Beaucoup d’observateurs ont vu cette étape du Grand Colombier comme celle qui serait déterminante dans le classement final. Intervenant juste avant la journée de repos, elle doit permettre le spectacle et les attaques. Du spectacle, il n’y en pas trop eu. Comme sur le Tour de l’Ain quelques semaines plus tôt, la Jumbo Visma a écraser la course. Tel la Sky ou Ineos de l’époque, tel un rouleau compresseur, ils ont tué toute velléité d’attaque dans le but de gagner l’étape. C’est pour cette raison qu’ils n’ont jamais laissé plus 4′ à Pierre Roland et ses compères de l’échappée. Le Français se console avec de précieux points pour le classement de la montagne qu’il pourrait être tenté de remporter si les jambes suivent. Mais en imprimant un tel rythme, ils ont surtout fait perdre le Tour à Bernal et Quintana. Alors que les coureurs jaune et noir sont encore 5 dans la montée finale, les deux Colombiens cèdent à 13 km de l’arrivée. Barguil revient sur Quintana et va lui permettre de limiter la casse à la fin. Bernal est cloué sur la route, les jambes ne répondent pas. C’est à cet instant que pour la première fois depuis plusieurs années, il rend le Team Ineos-Grenadier humain. Le train Ineos a laissé place au train Jumbo. Roglic se fait emmener dans un fauteuil par ses coéquipiers jusqu’à 600m de l’arrivée, moment qu’il choisit pour faire un sprint comme il nous a habitué maintenant. Sauf que l’attaque n’est pas tranchante, Porte et Pogacar suivent. L’Australien attaque même à 300m de l’arrivée afin de creuser l’écart sur ses adversaires au général. C’est finalement Pogacar qui lance le sprint à 150m de l’arrivée et résiste au retour de Roglic. Le jeune Slovène remporte déjà sa 14ème course chez les professionnels à seulement 21 ans. Il reprend 4 secondes à son ainé et lui montre qu’il n’est pas prêt à baisser les armes. Quintana perd 3’50 et Bernal 7’20 au général, ils sortent du top 10. La Jumbo a écrasé la course mais Roglic ne s’est pas montré impérial au moment de conclure et c’est la seule information qui permet de croire que le Tour de France n’est pas déjà joué.

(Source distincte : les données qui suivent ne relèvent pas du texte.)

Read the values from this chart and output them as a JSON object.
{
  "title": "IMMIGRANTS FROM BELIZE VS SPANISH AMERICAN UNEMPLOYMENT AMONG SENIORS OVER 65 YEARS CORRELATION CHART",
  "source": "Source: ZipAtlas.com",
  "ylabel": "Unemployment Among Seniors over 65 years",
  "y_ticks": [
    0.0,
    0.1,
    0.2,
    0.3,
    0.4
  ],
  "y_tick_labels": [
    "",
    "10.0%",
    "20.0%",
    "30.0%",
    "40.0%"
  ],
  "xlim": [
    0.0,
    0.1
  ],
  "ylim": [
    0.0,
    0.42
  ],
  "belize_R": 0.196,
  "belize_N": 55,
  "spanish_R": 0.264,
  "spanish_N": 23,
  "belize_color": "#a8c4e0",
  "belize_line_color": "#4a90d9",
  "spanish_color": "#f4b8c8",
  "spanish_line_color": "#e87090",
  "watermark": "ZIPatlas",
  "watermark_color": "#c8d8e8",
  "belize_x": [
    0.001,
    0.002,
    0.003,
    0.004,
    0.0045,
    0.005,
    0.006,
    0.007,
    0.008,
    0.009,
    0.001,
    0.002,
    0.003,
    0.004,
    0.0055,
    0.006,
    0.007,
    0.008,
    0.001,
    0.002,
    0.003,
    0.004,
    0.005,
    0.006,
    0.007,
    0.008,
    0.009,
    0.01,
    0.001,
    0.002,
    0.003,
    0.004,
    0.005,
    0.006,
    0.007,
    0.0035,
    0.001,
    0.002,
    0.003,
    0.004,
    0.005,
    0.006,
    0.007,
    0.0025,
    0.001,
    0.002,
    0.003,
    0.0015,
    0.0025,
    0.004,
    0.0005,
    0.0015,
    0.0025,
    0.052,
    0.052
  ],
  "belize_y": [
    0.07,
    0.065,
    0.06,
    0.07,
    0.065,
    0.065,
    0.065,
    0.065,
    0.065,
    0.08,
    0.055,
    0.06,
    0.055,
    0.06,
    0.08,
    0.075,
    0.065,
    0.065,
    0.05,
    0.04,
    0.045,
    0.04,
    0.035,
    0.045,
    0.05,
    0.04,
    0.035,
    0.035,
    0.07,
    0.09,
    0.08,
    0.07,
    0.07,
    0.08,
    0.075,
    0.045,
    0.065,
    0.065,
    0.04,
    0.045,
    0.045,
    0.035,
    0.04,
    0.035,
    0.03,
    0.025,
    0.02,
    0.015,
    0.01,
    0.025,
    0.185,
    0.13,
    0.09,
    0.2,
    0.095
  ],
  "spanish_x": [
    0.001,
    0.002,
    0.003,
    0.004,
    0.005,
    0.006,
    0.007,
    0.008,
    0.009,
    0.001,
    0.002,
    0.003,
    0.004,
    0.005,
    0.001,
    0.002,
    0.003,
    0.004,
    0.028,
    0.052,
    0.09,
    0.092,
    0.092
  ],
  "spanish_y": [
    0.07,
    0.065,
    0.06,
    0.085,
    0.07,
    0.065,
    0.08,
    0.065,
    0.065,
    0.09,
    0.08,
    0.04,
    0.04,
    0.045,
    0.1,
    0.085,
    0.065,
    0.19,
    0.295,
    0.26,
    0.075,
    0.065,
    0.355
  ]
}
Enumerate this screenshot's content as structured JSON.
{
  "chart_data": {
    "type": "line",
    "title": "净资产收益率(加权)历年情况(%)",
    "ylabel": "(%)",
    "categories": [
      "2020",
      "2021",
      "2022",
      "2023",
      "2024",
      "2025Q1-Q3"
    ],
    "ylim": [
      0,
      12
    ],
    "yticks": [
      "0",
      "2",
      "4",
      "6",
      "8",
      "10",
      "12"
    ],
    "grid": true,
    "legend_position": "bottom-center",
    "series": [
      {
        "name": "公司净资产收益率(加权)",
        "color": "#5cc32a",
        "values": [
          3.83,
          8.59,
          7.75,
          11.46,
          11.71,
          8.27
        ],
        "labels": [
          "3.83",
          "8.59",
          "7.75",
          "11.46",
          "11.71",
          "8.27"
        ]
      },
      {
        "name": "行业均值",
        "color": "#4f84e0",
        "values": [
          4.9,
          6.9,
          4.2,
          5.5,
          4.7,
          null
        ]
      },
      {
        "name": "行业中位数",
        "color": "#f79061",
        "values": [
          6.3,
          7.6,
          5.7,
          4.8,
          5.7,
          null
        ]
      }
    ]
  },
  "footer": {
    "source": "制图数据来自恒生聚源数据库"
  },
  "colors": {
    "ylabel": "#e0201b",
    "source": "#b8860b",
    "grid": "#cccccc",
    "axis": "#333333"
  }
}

Cette deuxième semaine n’a pas permis à Roglic de creuser les écarts mais il a eu le mérite d’éliminer deux prétendants à la victoire finale : Quintana et Bernal. La troisième semaine s’annonce est très dure et c’est le leader le mieux entouré qui va tirer son épingle du jeu. La Jumbo semble nettement au dessus des autres mais attention à Pogacar qui ne fait aucun complexe. Avantage Roglic avec le contre la montre à la Planche des Belles Filles la veille de l’arrivée à Paris. L’étape du Col de la Loze va être l’occasion de l’attaquer, à moins que son équipe arrive une nouvelle à étouffer les favoris. La course au maillot à poids va être intense et celle du maillot vert également. L’Irlandais Sam Bennett va t’il réussir à passer les Alpes ? Un Français va t’il arriver en maillot à poids à Paris ? Rendez-vous dimanche pour le verdict finale en espérant du spectacle d’ici la et pourquoi pas une nouvelle échappée de Marc Hirschi, le héros Suisse, révélation de ce Tour.